Improving the damage potential of W-Zr reactive structure material under extreme loading condition

Projectiles made of reactive structure materials (RSM) can damage the target with not only kinetic but also chemical energy, but the enhanced damage potential of RSM may become compromised if extreme loading condition disintegrates the projectile before the target is reached. In this work, a ductile coating of Ni was introduced to a tungsten-zirconium (W-Zr) alloy, a typical brittle RSM, to preserve the damage potential of the projectile. Detonation driving tests were carried out with X-ray photography and gunpowder deflagration driving tests were carried out with high-speed photography for the coated and uncoated RSM samples, respectively. The craters on the witness target were analyzed by scanning electron microscopy and X-ray diffraction.

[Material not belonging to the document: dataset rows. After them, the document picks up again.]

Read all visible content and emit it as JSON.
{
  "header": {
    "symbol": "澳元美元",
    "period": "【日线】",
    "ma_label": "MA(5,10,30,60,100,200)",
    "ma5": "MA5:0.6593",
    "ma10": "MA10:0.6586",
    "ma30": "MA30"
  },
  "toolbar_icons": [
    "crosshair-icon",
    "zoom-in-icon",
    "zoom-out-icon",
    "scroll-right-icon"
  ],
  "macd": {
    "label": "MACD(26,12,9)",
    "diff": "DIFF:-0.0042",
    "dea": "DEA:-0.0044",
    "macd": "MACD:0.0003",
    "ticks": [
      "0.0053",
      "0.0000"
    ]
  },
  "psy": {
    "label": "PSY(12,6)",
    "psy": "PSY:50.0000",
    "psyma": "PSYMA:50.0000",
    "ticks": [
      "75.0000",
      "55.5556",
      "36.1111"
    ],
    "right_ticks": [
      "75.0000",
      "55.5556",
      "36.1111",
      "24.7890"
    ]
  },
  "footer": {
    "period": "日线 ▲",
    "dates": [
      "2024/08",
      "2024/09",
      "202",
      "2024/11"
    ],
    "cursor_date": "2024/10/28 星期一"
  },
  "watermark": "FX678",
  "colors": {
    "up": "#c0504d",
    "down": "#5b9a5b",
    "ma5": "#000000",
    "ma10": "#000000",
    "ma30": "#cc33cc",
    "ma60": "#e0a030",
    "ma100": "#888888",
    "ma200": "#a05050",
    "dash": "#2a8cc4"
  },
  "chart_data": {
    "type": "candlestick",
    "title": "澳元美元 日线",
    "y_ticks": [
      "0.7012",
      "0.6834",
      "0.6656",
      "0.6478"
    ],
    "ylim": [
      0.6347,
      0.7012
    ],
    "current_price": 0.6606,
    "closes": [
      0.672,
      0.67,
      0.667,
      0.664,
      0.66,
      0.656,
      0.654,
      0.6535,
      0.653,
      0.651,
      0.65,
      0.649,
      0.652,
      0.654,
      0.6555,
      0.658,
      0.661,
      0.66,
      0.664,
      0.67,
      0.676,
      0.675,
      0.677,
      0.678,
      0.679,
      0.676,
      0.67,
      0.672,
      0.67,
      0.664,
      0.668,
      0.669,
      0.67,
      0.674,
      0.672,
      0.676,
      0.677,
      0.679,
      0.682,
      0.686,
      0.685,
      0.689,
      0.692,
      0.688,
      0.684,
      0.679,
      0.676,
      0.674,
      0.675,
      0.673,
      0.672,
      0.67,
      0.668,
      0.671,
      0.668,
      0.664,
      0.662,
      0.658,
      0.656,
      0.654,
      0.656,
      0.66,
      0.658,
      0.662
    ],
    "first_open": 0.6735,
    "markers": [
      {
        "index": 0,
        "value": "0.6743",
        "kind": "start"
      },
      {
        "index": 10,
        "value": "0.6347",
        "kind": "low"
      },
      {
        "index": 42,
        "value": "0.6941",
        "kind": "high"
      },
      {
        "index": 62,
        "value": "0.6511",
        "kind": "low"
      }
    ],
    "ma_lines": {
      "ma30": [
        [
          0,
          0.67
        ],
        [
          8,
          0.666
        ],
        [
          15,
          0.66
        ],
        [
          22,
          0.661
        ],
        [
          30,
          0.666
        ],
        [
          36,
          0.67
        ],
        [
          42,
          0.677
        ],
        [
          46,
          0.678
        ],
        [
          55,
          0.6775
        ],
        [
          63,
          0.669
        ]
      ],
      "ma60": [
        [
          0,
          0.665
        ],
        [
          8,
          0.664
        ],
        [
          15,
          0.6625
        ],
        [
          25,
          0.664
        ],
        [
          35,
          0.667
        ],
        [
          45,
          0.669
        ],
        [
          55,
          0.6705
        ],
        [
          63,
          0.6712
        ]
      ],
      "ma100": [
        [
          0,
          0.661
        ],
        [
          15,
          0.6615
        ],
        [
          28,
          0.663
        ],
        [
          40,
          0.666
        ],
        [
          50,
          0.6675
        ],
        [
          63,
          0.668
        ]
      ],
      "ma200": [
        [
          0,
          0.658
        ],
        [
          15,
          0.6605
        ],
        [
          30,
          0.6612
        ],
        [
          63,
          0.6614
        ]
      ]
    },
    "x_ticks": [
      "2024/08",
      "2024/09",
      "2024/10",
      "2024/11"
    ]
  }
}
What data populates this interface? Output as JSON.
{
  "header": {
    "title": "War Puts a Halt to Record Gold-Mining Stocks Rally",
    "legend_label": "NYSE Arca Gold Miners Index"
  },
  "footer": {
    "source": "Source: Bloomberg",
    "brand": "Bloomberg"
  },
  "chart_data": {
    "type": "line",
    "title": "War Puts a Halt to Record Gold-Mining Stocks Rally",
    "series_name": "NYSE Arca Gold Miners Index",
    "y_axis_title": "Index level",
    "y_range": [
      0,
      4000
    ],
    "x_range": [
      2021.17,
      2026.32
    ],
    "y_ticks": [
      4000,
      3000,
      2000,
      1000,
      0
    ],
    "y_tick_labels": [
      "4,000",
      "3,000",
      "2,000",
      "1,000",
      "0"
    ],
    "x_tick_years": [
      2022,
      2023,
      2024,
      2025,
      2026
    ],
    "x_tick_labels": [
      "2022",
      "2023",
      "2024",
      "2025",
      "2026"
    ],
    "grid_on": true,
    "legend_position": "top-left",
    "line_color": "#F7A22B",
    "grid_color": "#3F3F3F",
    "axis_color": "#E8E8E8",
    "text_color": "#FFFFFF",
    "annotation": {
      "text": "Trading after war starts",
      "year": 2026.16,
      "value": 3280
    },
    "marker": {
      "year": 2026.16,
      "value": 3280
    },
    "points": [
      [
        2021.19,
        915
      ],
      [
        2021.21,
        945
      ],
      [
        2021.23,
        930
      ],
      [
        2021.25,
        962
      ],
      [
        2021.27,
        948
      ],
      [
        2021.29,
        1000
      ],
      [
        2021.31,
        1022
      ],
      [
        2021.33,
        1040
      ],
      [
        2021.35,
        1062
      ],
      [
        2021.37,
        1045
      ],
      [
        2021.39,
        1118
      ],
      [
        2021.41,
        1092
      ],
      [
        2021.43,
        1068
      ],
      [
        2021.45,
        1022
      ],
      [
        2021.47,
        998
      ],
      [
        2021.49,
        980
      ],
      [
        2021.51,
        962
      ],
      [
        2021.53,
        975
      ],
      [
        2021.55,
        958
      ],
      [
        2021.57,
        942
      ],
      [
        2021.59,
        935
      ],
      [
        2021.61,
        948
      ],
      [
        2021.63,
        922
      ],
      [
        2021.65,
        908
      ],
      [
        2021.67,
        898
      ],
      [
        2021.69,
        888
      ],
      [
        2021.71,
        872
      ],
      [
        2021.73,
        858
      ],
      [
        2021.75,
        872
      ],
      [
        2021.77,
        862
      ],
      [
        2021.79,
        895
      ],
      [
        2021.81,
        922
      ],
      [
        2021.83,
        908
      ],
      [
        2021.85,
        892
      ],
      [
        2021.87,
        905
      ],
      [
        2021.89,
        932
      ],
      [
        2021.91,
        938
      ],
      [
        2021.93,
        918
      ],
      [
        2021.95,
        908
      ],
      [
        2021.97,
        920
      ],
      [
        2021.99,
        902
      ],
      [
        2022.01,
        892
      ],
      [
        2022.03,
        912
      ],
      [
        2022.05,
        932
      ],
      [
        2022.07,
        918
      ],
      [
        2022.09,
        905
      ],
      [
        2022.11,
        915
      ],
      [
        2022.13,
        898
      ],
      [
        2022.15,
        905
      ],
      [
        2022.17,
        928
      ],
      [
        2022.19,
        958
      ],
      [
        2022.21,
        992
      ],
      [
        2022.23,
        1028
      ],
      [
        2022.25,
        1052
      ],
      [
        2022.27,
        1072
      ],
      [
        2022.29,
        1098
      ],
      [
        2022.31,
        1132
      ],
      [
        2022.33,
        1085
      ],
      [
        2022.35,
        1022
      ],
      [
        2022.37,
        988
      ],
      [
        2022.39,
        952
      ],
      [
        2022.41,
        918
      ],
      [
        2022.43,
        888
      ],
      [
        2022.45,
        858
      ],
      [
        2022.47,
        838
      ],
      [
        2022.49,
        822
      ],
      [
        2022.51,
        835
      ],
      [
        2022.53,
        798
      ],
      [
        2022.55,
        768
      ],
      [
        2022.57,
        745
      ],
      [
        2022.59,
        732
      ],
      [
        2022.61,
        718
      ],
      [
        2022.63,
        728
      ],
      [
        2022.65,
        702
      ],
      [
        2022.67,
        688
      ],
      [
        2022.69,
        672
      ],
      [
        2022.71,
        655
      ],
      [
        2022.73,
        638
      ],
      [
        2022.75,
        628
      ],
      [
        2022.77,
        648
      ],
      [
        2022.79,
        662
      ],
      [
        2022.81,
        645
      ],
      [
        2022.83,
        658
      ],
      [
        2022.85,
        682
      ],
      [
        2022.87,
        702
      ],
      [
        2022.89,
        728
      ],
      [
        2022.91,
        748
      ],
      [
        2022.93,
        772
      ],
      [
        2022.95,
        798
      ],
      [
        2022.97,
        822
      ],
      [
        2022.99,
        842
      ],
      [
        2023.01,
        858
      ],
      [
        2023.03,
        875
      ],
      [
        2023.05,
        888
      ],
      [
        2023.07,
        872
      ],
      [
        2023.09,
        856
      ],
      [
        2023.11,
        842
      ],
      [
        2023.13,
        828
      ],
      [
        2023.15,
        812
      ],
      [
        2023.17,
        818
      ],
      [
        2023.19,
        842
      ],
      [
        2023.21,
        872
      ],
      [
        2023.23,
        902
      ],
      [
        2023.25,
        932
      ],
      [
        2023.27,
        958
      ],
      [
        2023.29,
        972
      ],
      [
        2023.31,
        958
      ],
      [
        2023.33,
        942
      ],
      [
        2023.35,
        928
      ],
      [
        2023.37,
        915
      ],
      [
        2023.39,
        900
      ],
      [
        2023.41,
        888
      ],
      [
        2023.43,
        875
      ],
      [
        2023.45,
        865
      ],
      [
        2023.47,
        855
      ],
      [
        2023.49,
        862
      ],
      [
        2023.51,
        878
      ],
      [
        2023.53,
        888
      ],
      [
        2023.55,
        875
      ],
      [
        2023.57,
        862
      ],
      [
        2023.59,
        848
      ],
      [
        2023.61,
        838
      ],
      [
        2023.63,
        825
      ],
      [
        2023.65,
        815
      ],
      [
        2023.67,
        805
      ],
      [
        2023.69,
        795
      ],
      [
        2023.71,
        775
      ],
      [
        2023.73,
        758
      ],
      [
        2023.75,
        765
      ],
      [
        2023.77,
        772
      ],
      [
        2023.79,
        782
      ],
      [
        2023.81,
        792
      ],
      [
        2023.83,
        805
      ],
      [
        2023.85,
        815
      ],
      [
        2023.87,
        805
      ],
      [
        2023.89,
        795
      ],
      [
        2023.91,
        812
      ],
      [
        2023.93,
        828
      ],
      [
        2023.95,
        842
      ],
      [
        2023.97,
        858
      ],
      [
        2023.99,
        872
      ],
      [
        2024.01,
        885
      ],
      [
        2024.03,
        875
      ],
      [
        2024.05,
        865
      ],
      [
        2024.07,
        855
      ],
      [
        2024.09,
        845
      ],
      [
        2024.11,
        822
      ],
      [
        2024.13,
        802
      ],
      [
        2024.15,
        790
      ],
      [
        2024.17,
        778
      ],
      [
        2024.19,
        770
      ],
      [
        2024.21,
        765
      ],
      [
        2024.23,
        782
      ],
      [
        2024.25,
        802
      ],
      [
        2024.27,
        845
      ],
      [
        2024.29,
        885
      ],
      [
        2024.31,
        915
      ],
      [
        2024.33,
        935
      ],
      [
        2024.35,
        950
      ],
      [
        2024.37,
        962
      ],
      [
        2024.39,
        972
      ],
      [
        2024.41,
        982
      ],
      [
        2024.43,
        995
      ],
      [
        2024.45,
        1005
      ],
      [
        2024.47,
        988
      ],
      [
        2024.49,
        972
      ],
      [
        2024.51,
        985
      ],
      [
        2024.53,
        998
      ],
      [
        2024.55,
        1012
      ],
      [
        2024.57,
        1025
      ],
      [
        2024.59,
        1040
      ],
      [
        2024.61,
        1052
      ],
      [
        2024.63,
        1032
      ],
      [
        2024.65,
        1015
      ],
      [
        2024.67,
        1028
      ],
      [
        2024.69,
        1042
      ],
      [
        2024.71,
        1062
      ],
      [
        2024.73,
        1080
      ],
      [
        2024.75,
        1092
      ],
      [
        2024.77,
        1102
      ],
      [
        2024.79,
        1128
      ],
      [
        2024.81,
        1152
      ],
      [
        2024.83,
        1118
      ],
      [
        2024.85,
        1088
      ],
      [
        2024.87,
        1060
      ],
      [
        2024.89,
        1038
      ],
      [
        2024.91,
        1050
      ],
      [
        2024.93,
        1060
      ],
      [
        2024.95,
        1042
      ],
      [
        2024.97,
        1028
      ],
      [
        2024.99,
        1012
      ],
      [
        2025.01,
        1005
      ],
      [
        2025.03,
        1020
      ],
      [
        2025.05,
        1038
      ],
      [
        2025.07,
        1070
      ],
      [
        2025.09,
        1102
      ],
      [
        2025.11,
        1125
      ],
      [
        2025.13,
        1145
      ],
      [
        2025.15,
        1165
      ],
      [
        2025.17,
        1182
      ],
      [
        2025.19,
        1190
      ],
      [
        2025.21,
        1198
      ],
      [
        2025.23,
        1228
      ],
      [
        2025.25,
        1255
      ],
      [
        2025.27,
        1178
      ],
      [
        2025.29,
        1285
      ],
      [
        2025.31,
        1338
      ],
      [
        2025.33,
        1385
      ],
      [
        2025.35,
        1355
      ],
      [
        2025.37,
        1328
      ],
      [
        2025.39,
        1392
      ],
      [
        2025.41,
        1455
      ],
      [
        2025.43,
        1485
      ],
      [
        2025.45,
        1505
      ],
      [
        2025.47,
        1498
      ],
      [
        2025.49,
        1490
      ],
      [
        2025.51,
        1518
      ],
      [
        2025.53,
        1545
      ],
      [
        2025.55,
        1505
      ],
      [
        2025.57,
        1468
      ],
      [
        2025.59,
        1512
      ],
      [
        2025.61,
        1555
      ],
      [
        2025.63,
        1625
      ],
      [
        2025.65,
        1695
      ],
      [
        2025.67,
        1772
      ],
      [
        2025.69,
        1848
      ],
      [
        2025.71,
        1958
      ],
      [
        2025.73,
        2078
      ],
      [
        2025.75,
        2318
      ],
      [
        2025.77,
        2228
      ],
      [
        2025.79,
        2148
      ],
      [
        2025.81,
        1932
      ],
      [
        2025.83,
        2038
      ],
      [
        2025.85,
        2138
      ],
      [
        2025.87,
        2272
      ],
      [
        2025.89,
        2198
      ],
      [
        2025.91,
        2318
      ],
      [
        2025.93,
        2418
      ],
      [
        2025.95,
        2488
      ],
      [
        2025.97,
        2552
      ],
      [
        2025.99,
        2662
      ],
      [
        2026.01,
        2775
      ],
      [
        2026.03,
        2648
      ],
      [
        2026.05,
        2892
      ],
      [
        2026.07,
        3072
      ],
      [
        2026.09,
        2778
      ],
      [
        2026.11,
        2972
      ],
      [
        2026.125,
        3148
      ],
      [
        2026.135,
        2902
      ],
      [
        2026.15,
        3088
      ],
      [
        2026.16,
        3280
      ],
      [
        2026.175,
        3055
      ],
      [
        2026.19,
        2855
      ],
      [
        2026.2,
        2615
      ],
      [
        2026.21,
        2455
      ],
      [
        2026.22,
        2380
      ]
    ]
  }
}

The Ni coating was found to effectively preserve the damage potential of the W-Zr alloy under extreme loading conditions, whereas the uncoated sample fractured and ignited before impacting the target in both detonation and deflagration driving. The crack propagation between the reactively brittle core and the ductile coating was analyzed based on the crack arrest theory to mechanistically demonstrate how the coating improves the structural integrity and preserves the damage potential of the projectile. Specifically, the Ni coating envelops the W-Zr core until the coated sphere penetrates the target, and the coating is then eroded and worn to release the reactive core for the projectile to damage the target more intensively.